One criticism sometimes levelled at the CFA is that it is geared towards North America, which accounts for 68 per cent of its membership.

However, at the student level, the picture is different: 42 per cent come from Asia, compared with 37 per cent from North America and 20 per cent from Europe, the Middle East and Africa. In response to this growing internationalisation the institute is building up staff levels in its London and Hong Kong offices and has recruited a specialist in Islamic finance.

Mr Diermeier points out that capital flows rapidly across international boundaries, so there is particular interest from emerging markets, where governments want more financial services employees to be knowledgeable about global markets. This is partly so those running pension and social security schemes can deal effectively with people in London or New York.

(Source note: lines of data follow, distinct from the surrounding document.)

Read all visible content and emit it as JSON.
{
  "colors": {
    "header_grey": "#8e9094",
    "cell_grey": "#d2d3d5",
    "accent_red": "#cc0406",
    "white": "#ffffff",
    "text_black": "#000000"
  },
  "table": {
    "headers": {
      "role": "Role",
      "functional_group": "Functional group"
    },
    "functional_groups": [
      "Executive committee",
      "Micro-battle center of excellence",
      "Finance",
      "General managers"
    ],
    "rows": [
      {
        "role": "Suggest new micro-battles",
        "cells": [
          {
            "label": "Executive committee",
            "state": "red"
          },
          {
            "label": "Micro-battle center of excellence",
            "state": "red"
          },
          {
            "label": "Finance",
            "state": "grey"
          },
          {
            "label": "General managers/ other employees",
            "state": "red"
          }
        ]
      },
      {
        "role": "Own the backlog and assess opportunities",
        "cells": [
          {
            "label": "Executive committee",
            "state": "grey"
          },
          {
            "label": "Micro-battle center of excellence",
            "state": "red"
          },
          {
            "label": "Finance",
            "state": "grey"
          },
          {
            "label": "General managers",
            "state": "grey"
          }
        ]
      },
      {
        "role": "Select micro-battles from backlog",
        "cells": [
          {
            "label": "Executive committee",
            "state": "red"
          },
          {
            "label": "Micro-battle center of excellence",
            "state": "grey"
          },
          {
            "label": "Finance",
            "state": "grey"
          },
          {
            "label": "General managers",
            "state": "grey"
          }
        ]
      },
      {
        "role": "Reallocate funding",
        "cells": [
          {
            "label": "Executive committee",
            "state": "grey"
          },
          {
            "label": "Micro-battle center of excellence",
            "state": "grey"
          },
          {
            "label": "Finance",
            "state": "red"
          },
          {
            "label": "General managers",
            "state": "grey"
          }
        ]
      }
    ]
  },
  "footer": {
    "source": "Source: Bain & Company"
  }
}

They also want to attract capital and lower their cost of capital.

Steven Kirkpatrick, managing director of Jonathan Wren, finance recruitment specialists, says the CFA remains something of a “showpiece” qualification that holders want on their CV, rather than something they use on a daily basis. “It is very rare for employers to look for a CFA as a necessity, except in investor relations or posts with a very high level of mathematical capability,” he says. “Thus, the CFA sits on their CV gathering metaphorical dust.”

Mr Diermeier recognises this and is rueful that the institute waited so long before developing support for members who have completed the CFA charter.

It has now established a series of one-week programmes.

These include private equity at the University of Oxford’s Saïd Business School, hedge funds at London Business School, private wealth at the Wharton School of the University of Pennsylvania, asset allocation at Edhec Business School in France and valuation at Amsterdam Institute of Finance.

“We are trying to help our members become more competitive in very challenging markets,” he says.“Employers no longer demand just a very deep understanding of a particular area, but an incredible breadth, because of the tremendous variety of investment products and client situations.”

Historically, charter holders have worked predominantly in the “buy-side” (55 per cent) as in-house analysts or investment managers. This compares with 29 per cent in consultancy, government/regulator, university/college or research firms.Only 16 per cent work on the “sell-side”, as investment bankers or broker-dealers.

“The buy-side is where research is done,” says Mr Diermeier, “whereas, the sell-side is as much about networking as research.

“For a while it was difficult for people on the sell-side to honour our code of ethics when they were being paid by an investment bank, which conflicted with their independence. Now that researchers can no longer be paid by the investment bank our challenge is to attract more people from the sell-side.”

He points out that the past two decades have revealed the tremendous benefits of the global marketplace and moves towards a more widespread market economy. The institute has defined its members in terms of “ethics, tenacity, rigour and analytics”.

“They are spread throughout the world and, as a result, we have a fairer, more efficient capital market,” concludes Mr Diermeier. “People compete on the basis of merit, not through short-cuts or bending the rules, making a very free and open market.”